どんなことでも出来る力を持つ俺、……十分チートなんだなぁ。

「ちょっと今ので分かった」

「何がですか?」

「どんな魔物が出てくるかが、分からないから辛いということだ」

「そんなの。どうすることもできなくないですか!」

「いや、あるよ」

つまりは、何が来るか。

気配を察知したいというわけなのだ。
なら、【気配察知】というスキルがあるじゃないか。

「【気配察知】」

うぉぉぉおお!

何がどこにいるのかということが俺の頭のなかに入ってきた。
一番近くにいるのは、Dランクの魔物だけ。

クリスの課題はCランクの魔物を倒すということ。
なら、俺が今探すのは一番近くにいる、Cランクの魔物だけだ。

いた!

「あのデカイ木の下だ。そこにいる」

「わかりました。行きましょう」












「狼ですか?」

「だな。少し待っとけ」


【鑑定】


ーーーーーーーーーーーーーーーーーーー
名前:レッドウルフ
種族:魔物
ランク:C
特徴:火属性魔法を使える
ーーーーーーーーーーーーーーーーーーーーーーー


「あいつは、火属性の魔法を使うようだ」

「なら、属性は水が良いですね」

「水属性か……なら、少し待て」

「はい。シン様」

水属性というならば、ここの森を壊してしまうかもしれない。
だから、俺はそういうことが無くなるように、外壁を作ることにした。

「フィールド」

その言葉と共に、大きな木を囲むようにコンクリートのような外壁が出来た。

「いくぞ」

「はい!」

俺達は隠れていた茂みから飛び出した。
狼は俺達に気づいた。


────ウォォォォオオオンゥ!!


そう、耳が痛くなるほどの叫び。

「クリス! 俺がいったいだけ残す。

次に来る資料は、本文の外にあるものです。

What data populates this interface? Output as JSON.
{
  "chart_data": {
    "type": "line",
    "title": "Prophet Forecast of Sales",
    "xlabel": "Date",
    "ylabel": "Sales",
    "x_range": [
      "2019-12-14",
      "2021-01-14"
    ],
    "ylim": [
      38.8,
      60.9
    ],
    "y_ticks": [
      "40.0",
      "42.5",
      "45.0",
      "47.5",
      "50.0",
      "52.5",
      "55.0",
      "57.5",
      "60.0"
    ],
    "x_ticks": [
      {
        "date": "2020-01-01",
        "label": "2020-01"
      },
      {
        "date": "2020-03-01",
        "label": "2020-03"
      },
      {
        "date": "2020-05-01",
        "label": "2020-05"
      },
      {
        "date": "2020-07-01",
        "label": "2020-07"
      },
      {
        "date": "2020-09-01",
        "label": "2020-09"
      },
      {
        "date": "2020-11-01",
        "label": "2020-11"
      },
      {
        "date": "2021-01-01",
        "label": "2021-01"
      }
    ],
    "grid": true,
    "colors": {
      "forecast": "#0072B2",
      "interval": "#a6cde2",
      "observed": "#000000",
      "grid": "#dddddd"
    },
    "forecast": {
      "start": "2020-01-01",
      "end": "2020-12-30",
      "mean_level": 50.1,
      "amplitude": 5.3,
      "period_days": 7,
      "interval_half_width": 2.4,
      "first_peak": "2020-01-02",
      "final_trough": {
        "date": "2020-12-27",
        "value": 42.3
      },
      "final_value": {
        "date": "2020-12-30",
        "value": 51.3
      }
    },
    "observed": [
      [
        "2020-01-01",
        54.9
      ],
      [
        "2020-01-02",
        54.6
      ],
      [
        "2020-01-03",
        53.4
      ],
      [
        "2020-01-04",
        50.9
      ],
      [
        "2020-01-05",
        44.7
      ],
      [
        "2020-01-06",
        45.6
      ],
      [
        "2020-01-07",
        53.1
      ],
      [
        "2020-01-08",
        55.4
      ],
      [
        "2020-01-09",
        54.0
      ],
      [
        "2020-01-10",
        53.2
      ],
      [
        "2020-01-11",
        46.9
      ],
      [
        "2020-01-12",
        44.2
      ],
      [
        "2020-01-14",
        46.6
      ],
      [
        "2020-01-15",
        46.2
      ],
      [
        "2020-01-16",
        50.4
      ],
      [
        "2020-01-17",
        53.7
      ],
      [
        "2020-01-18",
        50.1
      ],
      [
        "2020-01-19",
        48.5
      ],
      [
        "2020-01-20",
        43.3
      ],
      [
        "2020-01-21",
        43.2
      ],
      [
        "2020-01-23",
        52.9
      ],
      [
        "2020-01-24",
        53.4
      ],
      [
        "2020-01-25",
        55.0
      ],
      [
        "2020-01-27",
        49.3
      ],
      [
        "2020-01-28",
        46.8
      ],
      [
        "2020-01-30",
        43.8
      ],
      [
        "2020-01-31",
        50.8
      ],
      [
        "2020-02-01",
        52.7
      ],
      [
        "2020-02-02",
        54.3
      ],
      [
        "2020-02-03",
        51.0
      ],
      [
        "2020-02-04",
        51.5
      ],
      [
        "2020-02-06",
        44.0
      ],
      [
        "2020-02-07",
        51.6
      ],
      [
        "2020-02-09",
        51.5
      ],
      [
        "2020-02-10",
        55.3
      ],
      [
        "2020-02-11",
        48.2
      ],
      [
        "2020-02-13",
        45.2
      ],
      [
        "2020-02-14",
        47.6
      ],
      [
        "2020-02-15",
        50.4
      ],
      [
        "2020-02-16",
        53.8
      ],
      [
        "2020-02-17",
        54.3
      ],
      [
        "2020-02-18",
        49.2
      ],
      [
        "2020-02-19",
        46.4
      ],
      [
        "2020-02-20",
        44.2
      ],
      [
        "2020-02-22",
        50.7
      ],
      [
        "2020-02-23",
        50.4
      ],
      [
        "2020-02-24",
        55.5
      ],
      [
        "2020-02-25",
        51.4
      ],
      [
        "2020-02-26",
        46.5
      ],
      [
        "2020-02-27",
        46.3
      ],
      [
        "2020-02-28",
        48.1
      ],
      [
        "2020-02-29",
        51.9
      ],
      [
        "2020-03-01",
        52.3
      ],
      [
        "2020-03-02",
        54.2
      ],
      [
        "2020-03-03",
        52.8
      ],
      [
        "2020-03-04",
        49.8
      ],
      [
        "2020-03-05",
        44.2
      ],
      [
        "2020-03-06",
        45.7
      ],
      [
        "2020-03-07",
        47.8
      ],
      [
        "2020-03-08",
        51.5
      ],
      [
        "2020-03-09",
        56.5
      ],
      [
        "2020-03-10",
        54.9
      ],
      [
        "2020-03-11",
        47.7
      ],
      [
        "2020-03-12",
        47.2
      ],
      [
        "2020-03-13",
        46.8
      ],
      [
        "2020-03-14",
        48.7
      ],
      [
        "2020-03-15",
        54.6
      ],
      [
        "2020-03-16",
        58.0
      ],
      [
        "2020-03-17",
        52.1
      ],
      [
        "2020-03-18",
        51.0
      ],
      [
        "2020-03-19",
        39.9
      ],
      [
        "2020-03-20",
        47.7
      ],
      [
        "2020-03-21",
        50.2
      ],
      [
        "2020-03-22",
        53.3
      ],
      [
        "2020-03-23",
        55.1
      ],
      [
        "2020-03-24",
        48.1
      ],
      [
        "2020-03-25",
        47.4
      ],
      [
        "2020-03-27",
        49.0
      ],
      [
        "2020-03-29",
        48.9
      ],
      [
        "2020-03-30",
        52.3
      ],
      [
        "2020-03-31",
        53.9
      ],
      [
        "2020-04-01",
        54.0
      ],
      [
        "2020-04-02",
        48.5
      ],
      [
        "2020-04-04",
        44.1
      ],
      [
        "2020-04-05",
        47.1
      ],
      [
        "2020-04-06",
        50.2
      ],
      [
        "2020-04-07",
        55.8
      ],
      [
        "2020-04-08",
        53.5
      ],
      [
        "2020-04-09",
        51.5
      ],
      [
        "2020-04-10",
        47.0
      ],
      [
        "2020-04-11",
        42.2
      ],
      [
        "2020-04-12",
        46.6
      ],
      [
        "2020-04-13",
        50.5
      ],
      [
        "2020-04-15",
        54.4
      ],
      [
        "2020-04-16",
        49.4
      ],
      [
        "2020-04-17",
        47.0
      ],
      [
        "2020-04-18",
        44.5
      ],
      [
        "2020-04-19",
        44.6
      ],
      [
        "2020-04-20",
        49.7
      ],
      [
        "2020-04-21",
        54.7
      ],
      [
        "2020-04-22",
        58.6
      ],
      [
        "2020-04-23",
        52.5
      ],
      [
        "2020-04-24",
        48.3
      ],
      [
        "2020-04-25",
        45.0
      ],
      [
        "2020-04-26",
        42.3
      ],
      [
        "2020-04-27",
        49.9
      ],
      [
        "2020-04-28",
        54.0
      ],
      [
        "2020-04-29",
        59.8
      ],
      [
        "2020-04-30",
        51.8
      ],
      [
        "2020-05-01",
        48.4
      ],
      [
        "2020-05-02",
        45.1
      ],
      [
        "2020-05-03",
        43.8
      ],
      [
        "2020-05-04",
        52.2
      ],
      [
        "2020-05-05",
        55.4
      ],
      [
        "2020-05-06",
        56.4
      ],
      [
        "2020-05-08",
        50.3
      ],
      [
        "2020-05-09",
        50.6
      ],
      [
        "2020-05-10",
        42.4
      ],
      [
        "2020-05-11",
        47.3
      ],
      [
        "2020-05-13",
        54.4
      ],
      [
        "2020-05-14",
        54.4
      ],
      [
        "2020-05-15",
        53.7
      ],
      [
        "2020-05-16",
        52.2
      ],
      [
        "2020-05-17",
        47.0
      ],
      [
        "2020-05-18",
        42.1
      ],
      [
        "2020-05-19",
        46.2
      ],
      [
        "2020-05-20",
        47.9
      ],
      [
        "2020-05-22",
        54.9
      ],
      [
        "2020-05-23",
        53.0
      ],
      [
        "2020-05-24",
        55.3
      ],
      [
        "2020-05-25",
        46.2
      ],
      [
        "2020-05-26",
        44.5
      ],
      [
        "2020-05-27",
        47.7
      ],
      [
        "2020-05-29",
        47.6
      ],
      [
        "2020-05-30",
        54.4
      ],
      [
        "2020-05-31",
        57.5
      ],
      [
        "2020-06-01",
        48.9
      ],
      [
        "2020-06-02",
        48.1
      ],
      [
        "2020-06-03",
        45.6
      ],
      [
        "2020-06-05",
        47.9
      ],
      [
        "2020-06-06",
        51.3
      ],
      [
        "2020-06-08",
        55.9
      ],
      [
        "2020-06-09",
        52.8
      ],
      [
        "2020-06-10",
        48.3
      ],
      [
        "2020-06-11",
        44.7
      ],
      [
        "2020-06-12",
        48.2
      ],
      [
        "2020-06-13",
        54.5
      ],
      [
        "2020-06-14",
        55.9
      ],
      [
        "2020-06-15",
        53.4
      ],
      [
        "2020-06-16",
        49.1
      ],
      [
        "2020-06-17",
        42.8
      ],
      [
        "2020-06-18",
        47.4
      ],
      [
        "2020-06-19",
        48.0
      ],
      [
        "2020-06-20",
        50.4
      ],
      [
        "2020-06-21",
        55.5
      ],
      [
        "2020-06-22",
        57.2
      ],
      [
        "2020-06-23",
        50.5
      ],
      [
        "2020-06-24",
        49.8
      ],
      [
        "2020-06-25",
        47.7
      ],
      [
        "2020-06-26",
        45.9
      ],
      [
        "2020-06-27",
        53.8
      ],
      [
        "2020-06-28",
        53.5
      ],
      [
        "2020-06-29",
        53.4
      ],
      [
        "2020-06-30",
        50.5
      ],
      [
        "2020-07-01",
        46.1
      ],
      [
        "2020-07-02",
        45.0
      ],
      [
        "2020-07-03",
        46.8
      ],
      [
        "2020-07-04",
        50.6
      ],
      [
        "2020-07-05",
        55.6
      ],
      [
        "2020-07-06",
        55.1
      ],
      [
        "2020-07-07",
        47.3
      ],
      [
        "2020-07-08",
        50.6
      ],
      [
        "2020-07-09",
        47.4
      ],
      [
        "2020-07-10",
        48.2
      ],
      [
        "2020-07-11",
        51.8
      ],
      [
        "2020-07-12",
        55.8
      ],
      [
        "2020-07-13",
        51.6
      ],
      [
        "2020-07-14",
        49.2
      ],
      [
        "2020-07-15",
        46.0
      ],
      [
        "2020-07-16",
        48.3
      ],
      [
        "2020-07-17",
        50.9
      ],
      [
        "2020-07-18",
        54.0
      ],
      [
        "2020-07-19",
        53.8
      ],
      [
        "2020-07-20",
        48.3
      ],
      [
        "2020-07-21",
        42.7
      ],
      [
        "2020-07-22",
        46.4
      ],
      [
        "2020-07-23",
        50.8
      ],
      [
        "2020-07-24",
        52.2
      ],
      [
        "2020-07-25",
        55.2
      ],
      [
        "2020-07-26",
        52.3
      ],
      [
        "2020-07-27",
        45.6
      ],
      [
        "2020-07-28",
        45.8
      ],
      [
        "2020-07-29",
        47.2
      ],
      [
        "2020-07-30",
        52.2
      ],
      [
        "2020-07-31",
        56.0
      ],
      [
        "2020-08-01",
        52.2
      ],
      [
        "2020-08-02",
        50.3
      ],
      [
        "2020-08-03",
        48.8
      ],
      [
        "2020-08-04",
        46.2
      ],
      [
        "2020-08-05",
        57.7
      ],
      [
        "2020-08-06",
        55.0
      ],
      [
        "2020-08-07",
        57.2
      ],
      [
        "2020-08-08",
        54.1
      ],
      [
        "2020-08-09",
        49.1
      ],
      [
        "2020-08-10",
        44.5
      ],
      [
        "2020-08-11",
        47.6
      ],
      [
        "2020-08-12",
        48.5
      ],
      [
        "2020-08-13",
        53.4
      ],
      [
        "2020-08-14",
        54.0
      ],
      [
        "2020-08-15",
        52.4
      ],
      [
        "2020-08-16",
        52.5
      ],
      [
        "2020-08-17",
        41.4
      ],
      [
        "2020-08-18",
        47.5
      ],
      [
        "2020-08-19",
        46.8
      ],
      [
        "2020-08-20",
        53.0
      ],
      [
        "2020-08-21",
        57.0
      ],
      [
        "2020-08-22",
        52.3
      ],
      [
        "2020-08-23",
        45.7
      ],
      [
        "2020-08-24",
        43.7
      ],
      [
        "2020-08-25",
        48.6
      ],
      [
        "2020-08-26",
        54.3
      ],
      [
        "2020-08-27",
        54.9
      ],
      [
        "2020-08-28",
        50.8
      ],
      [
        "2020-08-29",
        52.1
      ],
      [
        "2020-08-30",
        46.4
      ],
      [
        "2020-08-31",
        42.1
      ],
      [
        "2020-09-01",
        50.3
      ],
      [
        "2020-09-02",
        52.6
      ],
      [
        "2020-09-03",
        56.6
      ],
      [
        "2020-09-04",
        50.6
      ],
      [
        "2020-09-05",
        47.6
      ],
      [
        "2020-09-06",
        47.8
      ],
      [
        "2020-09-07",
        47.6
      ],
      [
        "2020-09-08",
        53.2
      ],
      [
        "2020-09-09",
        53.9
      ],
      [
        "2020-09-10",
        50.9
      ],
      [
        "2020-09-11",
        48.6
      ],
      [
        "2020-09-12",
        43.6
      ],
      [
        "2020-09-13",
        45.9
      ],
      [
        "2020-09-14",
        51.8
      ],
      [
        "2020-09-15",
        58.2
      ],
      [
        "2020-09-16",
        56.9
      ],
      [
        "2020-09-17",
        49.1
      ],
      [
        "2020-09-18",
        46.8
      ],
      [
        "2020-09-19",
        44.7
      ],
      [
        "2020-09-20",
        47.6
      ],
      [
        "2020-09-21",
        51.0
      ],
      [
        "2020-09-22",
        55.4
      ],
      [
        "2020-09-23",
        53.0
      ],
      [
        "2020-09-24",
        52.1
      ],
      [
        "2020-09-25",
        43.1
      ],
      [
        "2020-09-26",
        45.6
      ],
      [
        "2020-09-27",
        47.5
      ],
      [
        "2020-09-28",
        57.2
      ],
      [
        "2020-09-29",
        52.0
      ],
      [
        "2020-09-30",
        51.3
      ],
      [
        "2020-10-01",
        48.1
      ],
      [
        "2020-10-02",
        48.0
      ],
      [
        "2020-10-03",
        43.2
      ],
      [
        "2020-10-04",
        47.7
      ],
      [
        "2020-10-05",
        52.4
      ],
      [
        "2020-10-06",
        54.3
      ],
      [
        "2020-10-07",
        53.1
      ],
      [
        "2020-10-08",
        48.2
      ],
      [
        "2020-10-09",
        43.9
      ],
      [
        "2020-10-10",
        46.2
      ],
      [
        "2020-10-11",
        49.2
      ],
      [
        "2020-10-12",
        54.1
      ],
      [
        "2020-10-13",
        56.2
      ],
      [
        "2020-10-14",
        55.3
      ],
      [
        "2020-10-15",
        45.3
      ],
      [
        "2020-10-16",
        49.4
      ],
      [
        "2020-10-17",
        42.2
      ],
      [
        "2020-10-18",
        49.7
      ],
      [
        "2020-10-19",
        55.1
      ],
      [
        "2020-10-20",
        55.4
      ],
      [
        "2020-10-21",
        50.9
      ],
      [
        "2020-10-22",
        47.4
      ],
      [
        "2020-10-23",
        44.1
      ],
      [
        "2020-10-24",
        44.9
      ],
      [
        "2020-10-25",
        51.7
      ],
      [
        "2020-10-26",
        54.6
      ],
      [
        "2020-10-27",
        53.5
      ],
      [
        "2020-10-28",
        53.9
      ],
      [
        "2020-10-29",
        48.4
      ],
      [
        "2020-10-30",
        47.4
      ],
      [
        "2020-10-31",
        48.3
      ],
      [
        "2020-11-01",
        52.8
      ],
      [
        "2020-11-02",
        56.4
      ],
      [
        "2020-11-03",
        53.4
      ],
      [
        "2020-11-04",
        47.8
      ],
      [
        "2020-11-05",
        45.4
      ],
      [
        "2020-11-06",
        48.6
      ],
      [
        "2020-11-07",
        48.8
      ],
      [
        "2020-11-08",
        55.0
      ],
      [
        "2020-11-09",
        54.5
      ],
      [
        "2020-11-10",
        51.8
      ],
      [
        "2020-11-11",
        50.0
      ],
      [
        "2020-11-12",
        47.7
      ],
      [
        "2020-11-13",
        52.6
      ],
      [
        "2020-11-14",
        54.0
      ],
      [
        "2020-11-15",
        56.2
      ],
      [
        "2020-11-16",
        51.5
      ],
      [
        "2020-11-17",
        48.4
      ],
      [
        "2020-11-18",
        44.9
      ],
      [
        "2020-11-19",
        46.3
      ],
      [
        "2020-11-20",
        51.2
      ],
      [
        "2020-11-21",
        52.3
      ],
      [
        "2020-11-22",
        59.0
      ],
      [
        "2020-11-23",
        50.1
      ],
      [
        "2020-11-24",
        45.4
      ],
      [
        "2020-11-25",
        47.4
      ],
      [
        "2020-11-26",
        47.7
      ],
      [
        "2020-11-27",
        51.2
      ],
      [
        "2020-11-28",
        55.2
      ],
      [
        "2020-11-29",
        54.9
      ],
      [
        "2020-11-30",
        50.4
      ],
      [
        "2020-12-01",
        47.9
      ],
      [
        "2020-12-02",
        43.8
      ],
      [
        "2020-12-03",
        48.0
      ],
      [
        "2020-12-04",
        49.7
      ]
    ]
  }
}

そのいったいをお前が止めをさせ!」

「はい!!」

「いくぞ!」

狼達は何か危険を察したのか、こっちに吼えて走り出してきた。

俺はその狼達に向かって手を伸ばす。


【鑑定】


………………あの後ろの一体が一番弱いか。


────条件

後ろの一体残し
それ以外は一瞬で

「死ね」

バタバタッッ! と狼達が倒れていった。

後ろの狼は何があったのか分からず、困惑している。
今こそがチャンスだ!

「クリス! 今だ!」

「はい!」

俺の後ろから大剣を持っておもいっきり走り出す少女。
その姿は戦場に舞いいる戦姫の様だった。

「はぁああ!」

その凜とした叫びと共にあの大剣は狼目掛けて振り下ろされた。







狼はそのまま動かなくなった。

......剣で倒すなら始めから言っといてくれよ。

俺が囲んだのが馬鹿みたいじゃないか。

けど結構役立った 
今外には大量の魔物がいる。

ここを囲んでいなければ襲われていたところだろう。

もしかすると、この囲いが何なのか気になって集まったかもしれないが......。
十分にありえるだろう。

一応、全部倒しておくか。

ふっ!

これで良し。全部、アイテムボックスに入れてと。
あっ、クリスに悪影響を与えてはいけないからな。

「【洗浄】」

これで、辺り一帯綺麗にしてと。
で、外壁を取り除く。

「じゃあ、帰るか」

「そうですね」




この時の俺は知らなかった。
外壁の外にいた魔物の数、それに種類を。